Boten aus einer anderen Welt
Das Übersinnliche bildete ein markantes Leitmotiv der 75. Berlinale. Vor allem Kinder erscheinen darin als Boten aus einer anderen Welt, sei es in der geradezu apokalyptischen Überlastung einer Mutter wie Linda oder in den telepathischen Fähigkeiten eines jungen Mädchens in „Was Marielle weiß“ von Frédéric Hambalek.
Am eindrucksvollsten führt dies „El mensaje“ von Ivan Fund vor Augen. Das in Schwarz-Weiß gedrehte Road Movie erzählt von Anika, einem Mädchen, das mit Tieren kommunizieren kann. Man sieht sie mit einem Igel in den Händen, neben einem Pferd oder im stillen Austausch mit einer Angorakatze. Ihre Großeltern, mit denen sie durch Argentinien reist, begreifen Anikas telepathische Fähigkeiten als Geschäftsmodell.
So entsteht eine kleine, aber glückliche Verbindung dreier Menschen. Man ahnt, dass Traumata hinter ihnen liegen. Doch wenn man Zeuge wird, wie Anika den Tieren zuhört, die man selbst nicht hören kann, öffnet sich ein Spalt in der Realität. Im unbekümmerten Lachen des Mädchens deutet sich an, dass es wohl etwas geben muss, was größer ist als diese Welt. Einmal wird Anika vor dem Werbeschild eines Friedhofs für Haustiere fotografiert. Mit dem Finger zeigt sie auf den Namen der Einrichtung: El Cielo, der Himmel.
Transzendentes Potenzial
Immer wieder sind es die Kinder, die mit ihren besonderen Fähigkeiten den Blick auf die Mängel der Verhältnisse lenken; zugleich weisen sie die Richtung auf eine andere Seite der Wirklichkeit. Sie besitzen im Unterschied zu Erwachsenen einen Kompass, dem sie folgen können. Ihre besonderen Kräfte sind dabei nicht Science-Fiction oder Fantasy; das Undenkbare ist vielmehr Teil einer allgemeinen, für alle verbindlichen Wirklichkeit. Die Kinder passen nicht ganz in das, was wir zu ihrer Realität gemacht haben. In einer Welt, die das Religiöse ausgeschlossen hat, fragen diese Filme: Was bleibt?

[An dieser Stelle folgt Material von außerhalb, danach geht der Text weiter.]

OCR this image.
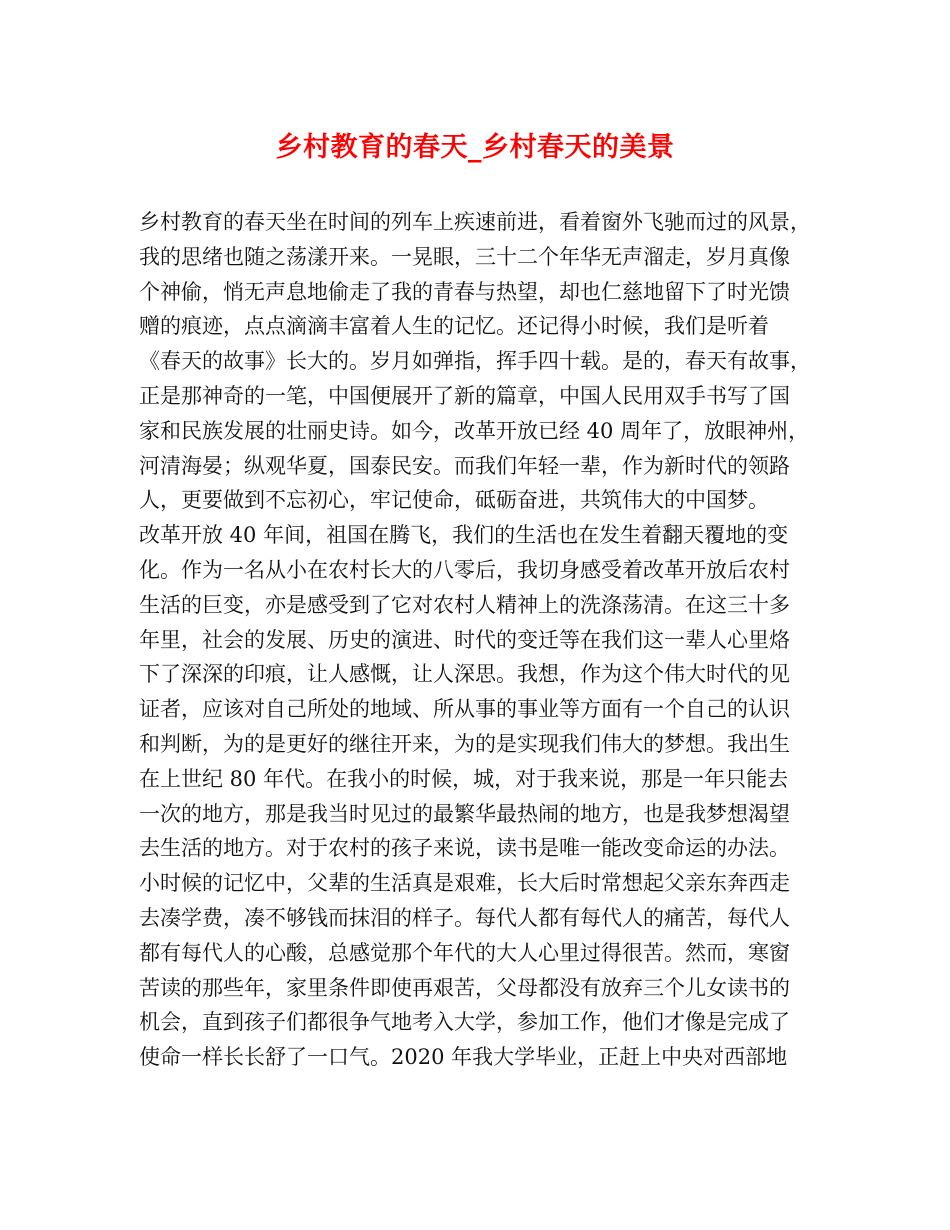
乡村教育的春天_乡村春天的美景
乡村教育的春天坐在时间的列车上疾速前进，看着窗外飞驰而过的风景，
我的思绪也随之荡漾开来。一晃眼，三十二个年华无声溜走，岁月真像
个神偷，悄无声息地偷走了我的青春与热望，却也仁慈地留下了时光馈
赠的痕迹，点点滴滴丰富着人生的记忆。还记得小时候，我们是听着
《春天的故事》长大的。岁月如弹指，挥手四十载。是的，春天有故事，
正是那神奇的一笔，中国便展开了新的篇章，中国人民用双手书写了国
家和民族发展的壮丽史诗。如今，改革开放已经 40 周年了，放眼神州，
河清海晏；纵观华夏，国泰民安。而我们年轻一辈，作为新时代的领路
人，更要做到不忘初心，牢记使命，砥砺奋进，共筑伟大的中国梦。
改革开放 40 年间，祖国在腾飞，我们的生活也在发生着翻天覆地的变
化。作为一名从小在农村长大的八零后，我切身感受着改革开放后农村
生活的巨变，亦是感受到了它对农村人精神上的洗涤荡清。在这三十多
年里，社会的发展、历史的演进、时代的变迁等在我们这一辈人心里烙
下了深深的印痕，让人感慨，让人深思。我想，作为这个伟大时代的见
证者，应该对自己所处的地域、所从事的事业等方面有一个自己的认识
和判断，为的是更好的继往开来，为的是实现我们伟大的梦想。我出生
在上世纪 80 年代。在我小的时候，城，对于我来说，那是一年只能去
一次的地方，那是我当时见过的最繁华最热闹的地方，也是我梦想渴望
去生活的地方。对于农村的孩子来说，读书是唯一能改变命运的办法。
小时候的记忆中，父辈的生活真是艰难，长大后时常想起父亲东奔西走
去凑学费，凑不够钱而抹泪的样子。每代人都有每代人的痛苦，每代人
都有每代人的心酸，总感觉那个年代的大人心里过得很苦。然而，寒窗
苦读的那些年，家里条件即使再艰苦，父母都没有放弃三个儿女读书的
机会，直到孩子们都很争气地考入大学，参加工作，他们才像是完成了
使命一样长长舒了一口气。2020 年我大学毕业，正赶上中央对西部地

Ohne das transzendente Potenzial der Kinder bliebe die Welt so, wie sie ist, gefangen in ihrer Tristesse, Kälte und Not. „Ihr seid die Zukunft“, ruft ein Soldat den Kindern in dem ukrainischen Dokumentarfilm „Timestamp“ von Kateryna Gornostai zu. „Wir leben für euch.“ Mehr als zwei Stunden lang führt dieser Film durch ukrainische Schulen in Zeiten des Krieges. Mit großer Sorgfalt und Genauigkeit nähert sich Gornostai den Kindern und ihren Lehrerinnen; Lehrer gibt es nur sehr wenige.
Man erlebt mit, wie eine Generation von Kindern versucht, im Grauen der Gegenwart nach vorne zu blicken. Es gibt fast normalen Unterricht in Fremdsprachen, Naturwissenschaften, Kunst. Doch der Krieg drängt immer stärker in den Alltag: Schießübungen, Militärsport, Bombenalarm, Unterricht im Schutzraum. In einem der ergreifendsten Momente zeigt die Lehrerin an einer Schule im Osten des Landes ihren Schülern Bilder von Plüschtieren, die mit Sprengstoff versehen sind. „Danger, danger“, skandieren die Kinder. Lernen heißt hier nicht nur Leben, Lernen heißt auch Überleben.
Folgt den Kindern!
In „Timestamp“ ist die Katastrophe gegenwärtig, objektiv,
real. Sie erfasst das Leben jedes Kindes. Die Religion versucht, so etwas wie
Trost zu spenden. Am Sarg der bei einem russischen Angriff ermordeten Schuldirektorin
werden die Worte des Priesters zur bitteren Anklage gegen die Aggressoren. Das
ist Religion, das ist auch Politik; übersinnlich ist daran nichts.
Kateryna Gornostai zeigt, was die Lehrerinnen leisten, die im Schrecken des Kriegs dafür arbeiten, dass ihre Schülerinnen und Schüler eine Zukunft haben. In jeder Szene wird klar, dass die ukrainischen Kinder für die Hoffnung stehen, ohne die dieses Land längst untergegangen wäre. Wenn es etwas gibt, was diese Berlinale zusammenhält, dann ist es die Aufforderung, den Kindern zu folgen. Sie wissen, was wir alle brauchen.